Conceded.  So we're back to my original that was so offensive.  Sigh.

+---------------
| The problem here is that you don't deal with pointers to arrays in the
| following fashion:
| 
| 	int (*pointer_to_array)[];
| 
| 	pointer_to_array =
| 	    (int (*)[]) malloc(number_of_array_elements * sizeof int);
| 	third_element_of_malloced_array = (*pointer_to_array)[2];
| 
| If arrays had been first-class types in C, this would have been how you
+--------------------^^^^^^^^^^^  Golly gee, you might even understand!
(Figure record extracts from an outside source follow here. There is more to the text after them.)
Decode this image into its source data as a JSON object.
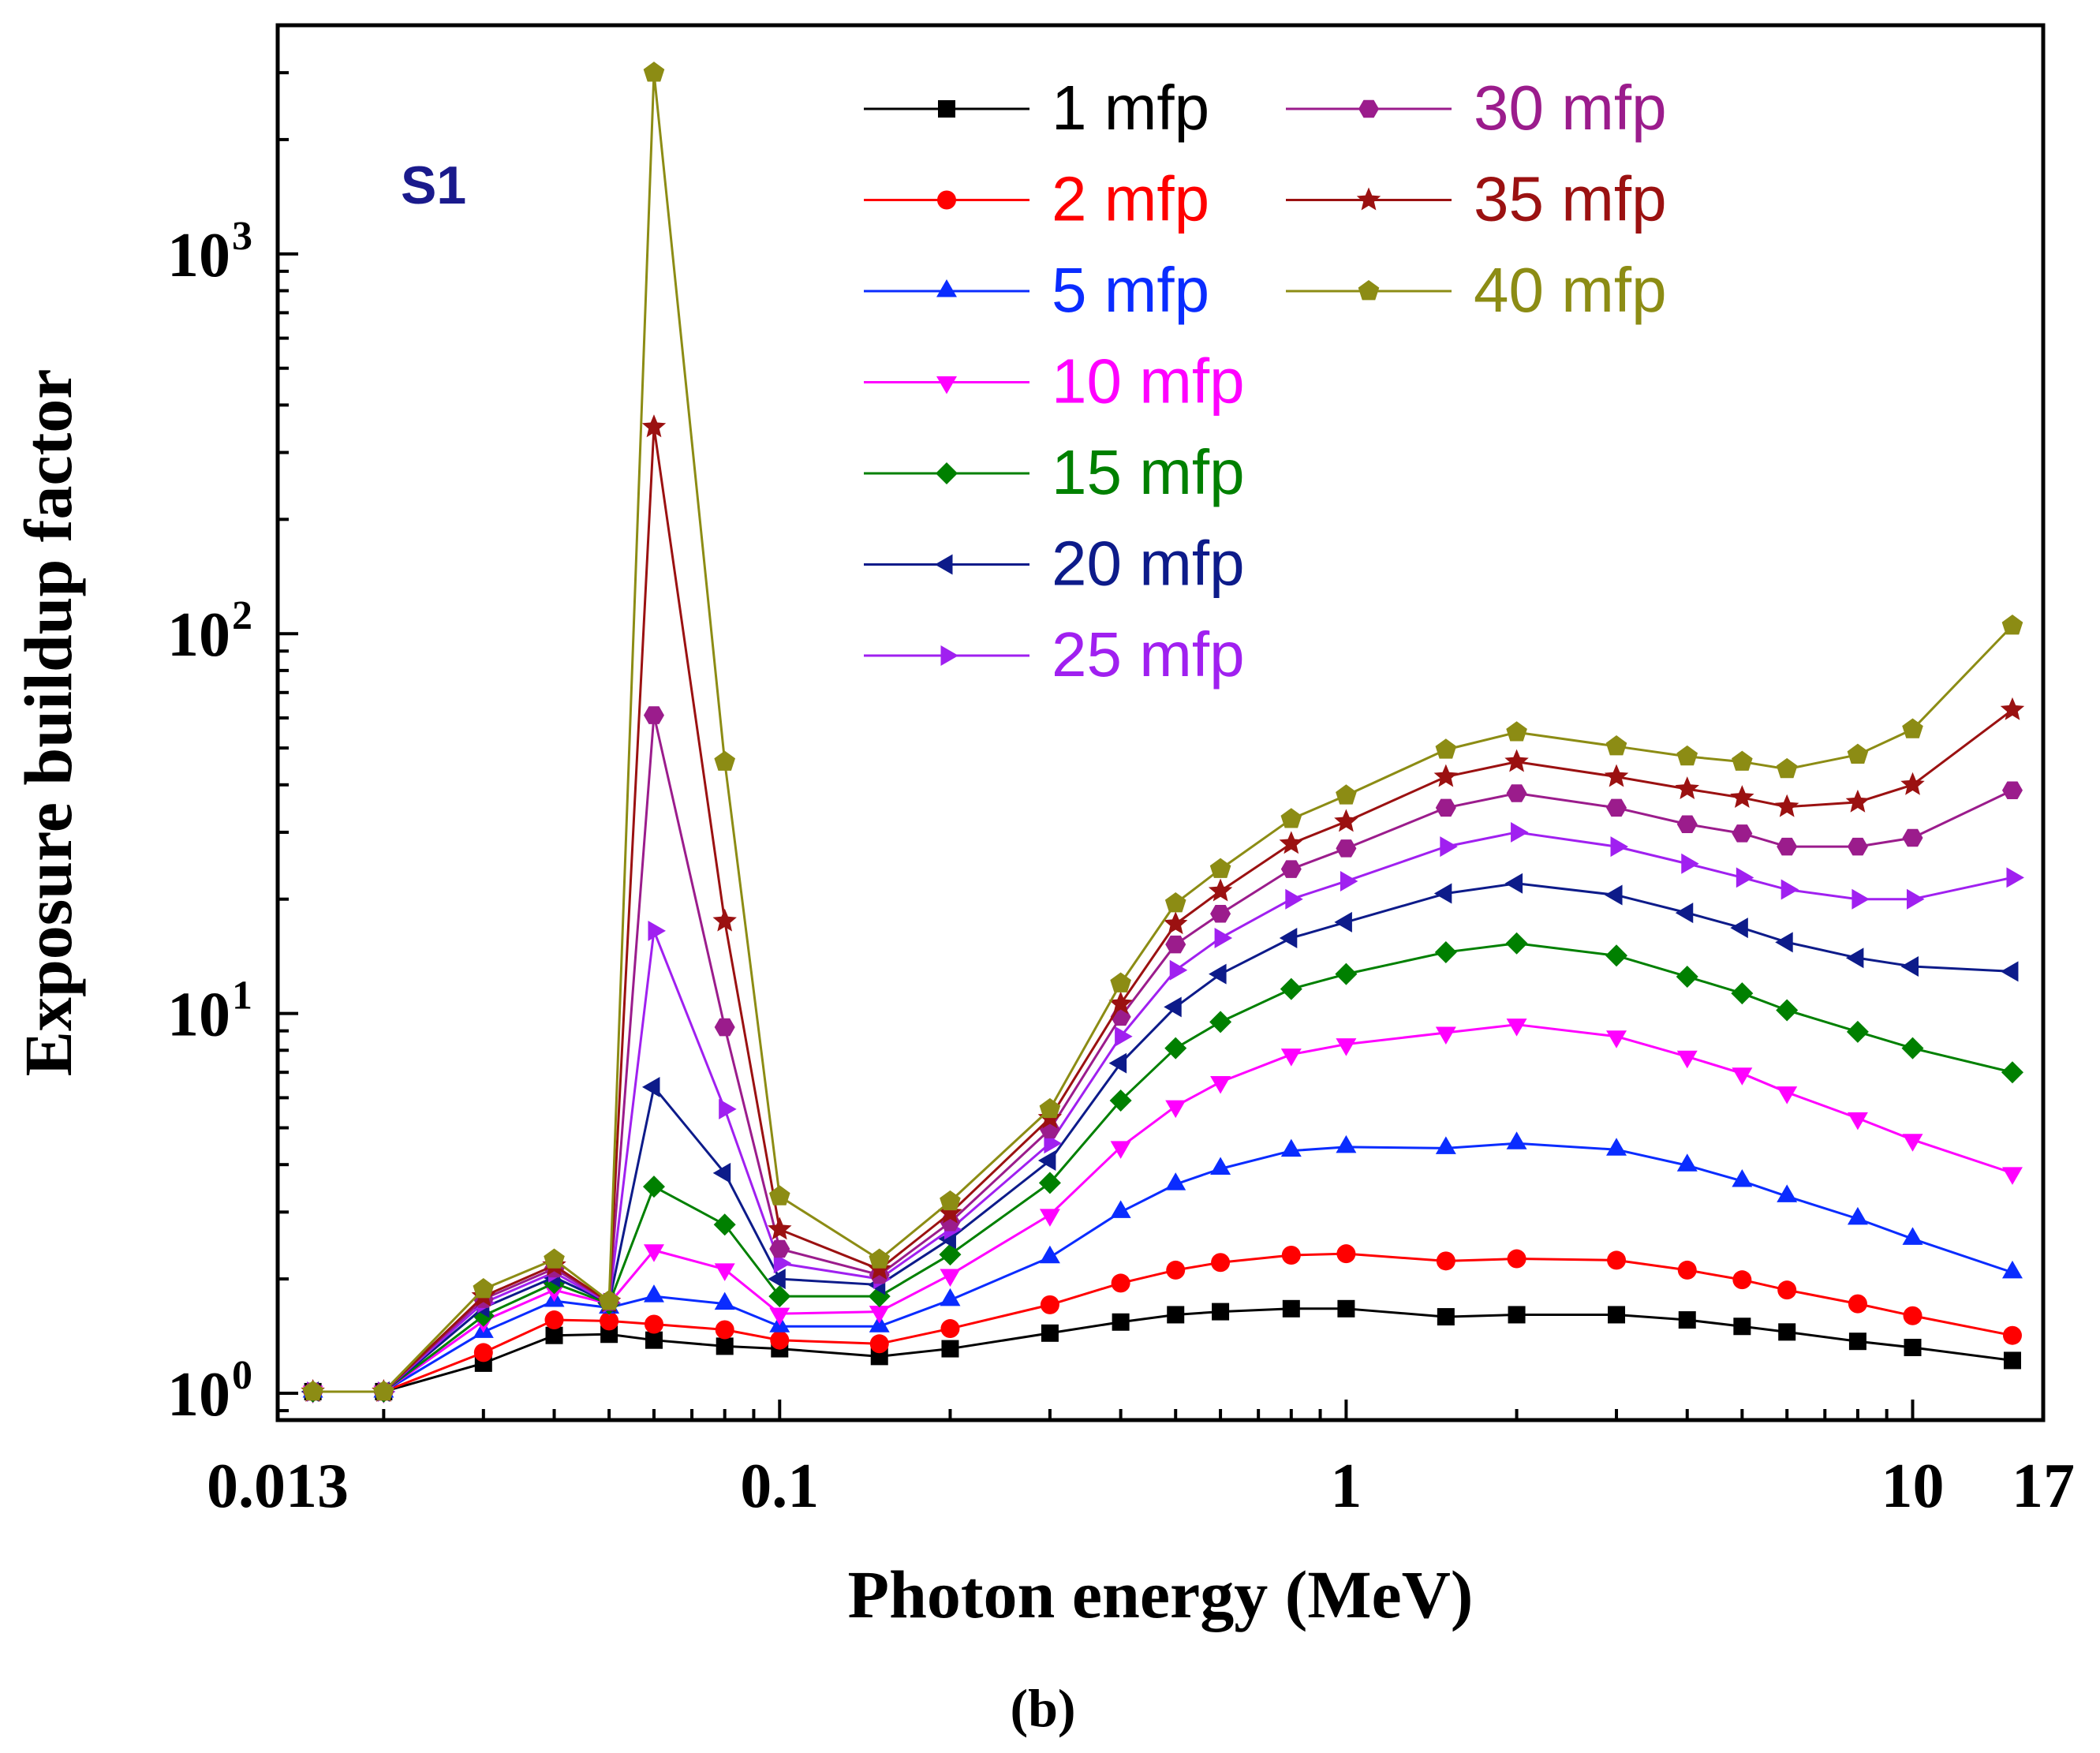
{
  "chart_data": {
    "type": "line",
    "caption": "(b)",
    "annotation": "S1",
    "annotation_color": "#1a1a8c",
    "xlabel": "Photon energy (MeV)",
    "ylabel": "Exposure buildup factor",
    "xscale": "log",
    "yscale": "log",
    "xlim": [
      0.013,
      17
    ],
    "ylim": [
      0.85,
      4000
    ],
    "legend_position": "top-center",
    "x_tick_labels": [
      {
        "value": 0.013,
        "label": "0.013"
      },
      {
        "value": 0.1,
        "label": "0.1"
      },
      {
        "value": 1,
        "label": "1"
      },
      {
        "value": 10,
        "label": "10"
      },
      {
        "value": 17,
        "label": "17"
      }
    ],
    "y_tick_labels": [
      {
        "value": 1,
        "base": "10",
        "exp": "0"
      },
      {
        "value": 10,
        "base": "10",
        "exp": "1"
      },
      {
        "value": 100,
        "base": "10",
        "exp": "2"
      },
      {
        "value": 1000,
        "base": "10",
        "exp": "3"
      }
    ],
    "x": [
      0.015,
      0.02,
      0.03,
      0.04,
      0.05,
      0.06,
      0.08,
      0.1,
      0.15,
      0.2,
      0.3,
      0.4,
      0.5,
      0.6,
      0.8,
      1,
      1.5,
      2,
      3,
      4,
      5,
      6,
      8,
      10,
      15
    ],
    "series": [
      {
        "name": "1 mfp",
        "color": "#000000",
        "marker": "square",
        "values": [
          1.01,
          1.01,
          1.2,
          1.42,
          1.43,
          1.38,
          1.33,
          1.31,
          1.25,
          1.31,
          1.44,
          1.54,
          1.61,
          1.64,
          1.67,
          1.67,
          1.59,
          1.61,
          1.61,
          1.56,
          1.5,
          1.45,
          1.37,
          1.32,
          1.22
        ]
      },
      {
        "name": "2 mfp",
        "color": "#ff0000",
        "marker": "circle",
        "values": [
          1.01,
          1.01,
          1.28,
          1.56,
          1.55,
          1.52,
          1.47,
          1.38,
          1.35,
          1.48,
          1.71,
          1.95,
          2.11,
          2.21,
          2.31,
          2.33,
          2.23,
          2.26,
          2.24,
          2.11,
          1.99,
          1.87,
          1.72,
          1.6,
          1.42
        ]
      },
      {
        "name": "5 mfp",
        "color": "#0a2cff",
        "marker": "triangle-up",
        "values": [
          1.01,
          1.01,
          1.45,
          1.75,
          1.68,
          1.8,
          1.72,
          1.5,
          1.5,
          1.76,
          2.28,
          3.0,
          3.55,
          3.9,
          4.35,
          4.45,
          4.42,
          4.55,
          4.38,
          3.98,
          3.62,
          3.3,
          2.88,
          2.55,
          2.08
        ]
      },
      {
        "name": "10 mfp",
        "color": "#ff00ff",
        "marker": "triangle-down",
        "values": [
          1.01,
          1.01,
          1.55,
          1.87,
          1.72,
          2.38,
          2.12,
          1.62,
          1.64,
          2.05,
          2.95,
          4.45,
          5.7,
          6.6,
          7.8,
          8.3,
          8.9,
          9.35,
          8.7,
          7.7,
          6.95,
          6.2,
          5.3,
          4.65,
          3.8
        ]
      },
      {
        "name": "15 mfp",
        "color": "#008000",
        "marker": "diamond",
        "values": [
          1.01,
          1.01,
          1.6,
          1.95,
          1.72,
          3.5,
          2.78,
          1.8,
          1.8,
          2.32,
          3.58,
          5.9,
          8.1,
          9.5,
          11.6,
          12.7,
          14.5,
          15.3,
          14.2,
          12.5,
          11.3,
          10.2,
          8.95,
          8.1,
          7.0
        ]
      },
      {
        "name": "20 mfp",
        "color": "#0d1b8a",
        "marker": "triangle-left",
        "values": [
          1.01,
          1.01,
          1.68,
          2.02,
          1.73,
          6.4,
          3.8,
          2.0,
          1.93,
          2.55,
          4.1,
          7.4,
          10.4,
          12.7,
          15.8,
          17.4,
          20.7,
          22.0,
          20.5,
          18.4,
          16.8,
          15.4,
          14.0,
          13.3,
          12.9
        ]
      },
      {
        "name": "25 mfp",
        "color": "#a020f0",
        "marker": "triangle-right",
        "values": [
          1.01,
          1.01,
          1.73,
          2.08,
          1.73,
          16.5,
          5.6,
          2.2,
          2.0,
          2.7,
          4.55,
          8.7,
          13.0,
          15.8,
          20.0,
          22.3,
          27.5,
          30.0,
          27.5,
          24.8,
          22.8,
          21.2,
          20.0,
          20.0,
          22.8
        ]
      },
      {
        "name": "30 mfp",
        "color": "#9b1c8c",
        "marker": "hexagon",
        "values": [
          1.01,
          1.01,
          1.77,
          2.13,
          1.74,
          61,
          9.2,
          2.4,
          2.05,
          2.82,
          4.95,
          9.8,
          15.2,
          18.3,
          24.0,
          27.2,
          34.8,
          38.0,
          34.8,
          31.5,
          29.8,
          27.5,
          27.5,
          29.0,
          38.7
        ]
      },
      {
        "name": "35 mfp",
        "color": "#9b1111",
        "marker": "star",
        "values": [
          1.01,
          1.01,
          1.8,
          2.17,
          1.74,
          350,
          17.5,
          2.7,
          2.12,
          2.98,
          5.3,
          10.6,
          17.2,
          21.0,
          28.0,
          32.0,
          42.0,
          46.0,
          42.0,
          39.0,
          37.0,
          35.0,
          36.0,
          40.0,
          63.0
        ]
      },
      {
        "name": "40 mfp",
        "color": "#8c8c14",
        "marker": "pentagon",
        "values": [
          1.01,
          1.01,
          1.88,
          2.25,
          1.75,
          3000,
          46,
          3.3,
          2.25,
          3.2,
          5.6,
          12.0,
          19.5,
          24.0,
          32.5,
          37.5,
          49.5,
          55.0,
          50.5,
          47.5,
          46.0,
          44.0,
          48.0,
          56.0,
          105.0
        ]
      }
    ]
  }
}
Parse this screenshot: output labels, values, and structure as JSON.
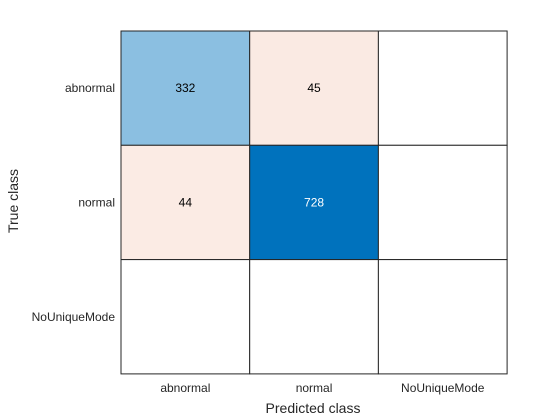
{
  "chart_data": {
    "type": "heatmap",
    "title": "",
    "xlabel": "Predicted class",
    "ylabel": "True class",
    "x_categories": [
      "abnormal",
      "normal",
      "NoUniqueMode"
    ],
    "y_categories": [
      "abnormal",
      "normal",
      "NoUniqueMode"
    ],
    "cells": [
      [
        332,
        45,
        null
      ],
      [
        44,
        728,
        null
      ],
      [
        null,
        null,
        null
      ]
    ],
    "colors": {
      "max_diagonal": "#0072bd",
      "diagonal_light": "#ffffff",
      "max_offdiagonal": "#d95319",
      "offdiagonal_light": "#ffffff",
      "empty": "#ffffff",
      "grid": "#262626",
      "text_dark": "#000000",
      "text_light": "#ffffff"
    }
  }
}
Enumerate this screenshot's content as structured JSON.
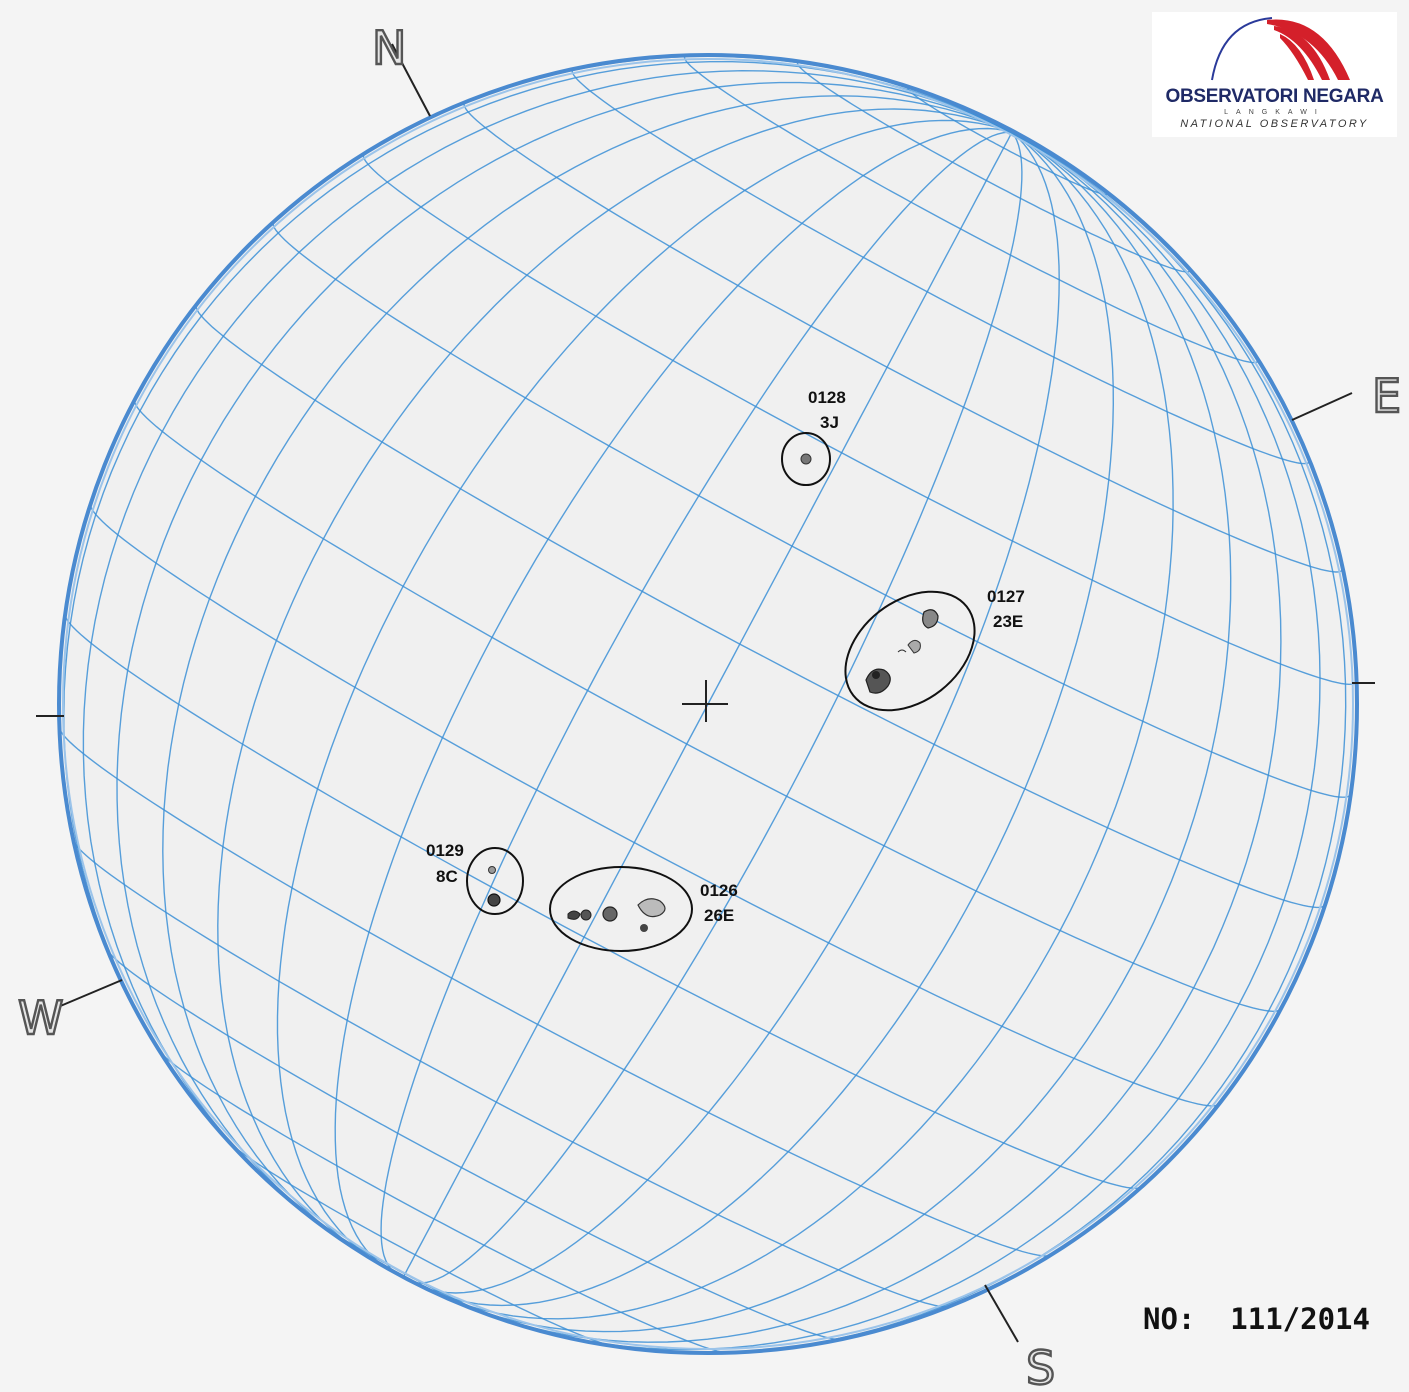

| would have done it.  Instead, you have to do:
| 
| 	int *pointer_to_first_element_of_array;
| 
| 	pointer_to_first_element_of_array =
| 	    (int *)malloc(number_of_array_elements * sizeof int);
| 	third_element_of_malloced_array =
| 	    pointer_to_first_element_of_array[2];
| 	/* or *(pointer_to_first_element_of_array + 2) */
+---------------

Which is what I am saying is a mistake.  Glad you finally noticed.
Further flames to /dev/null.  C is just plain a botch.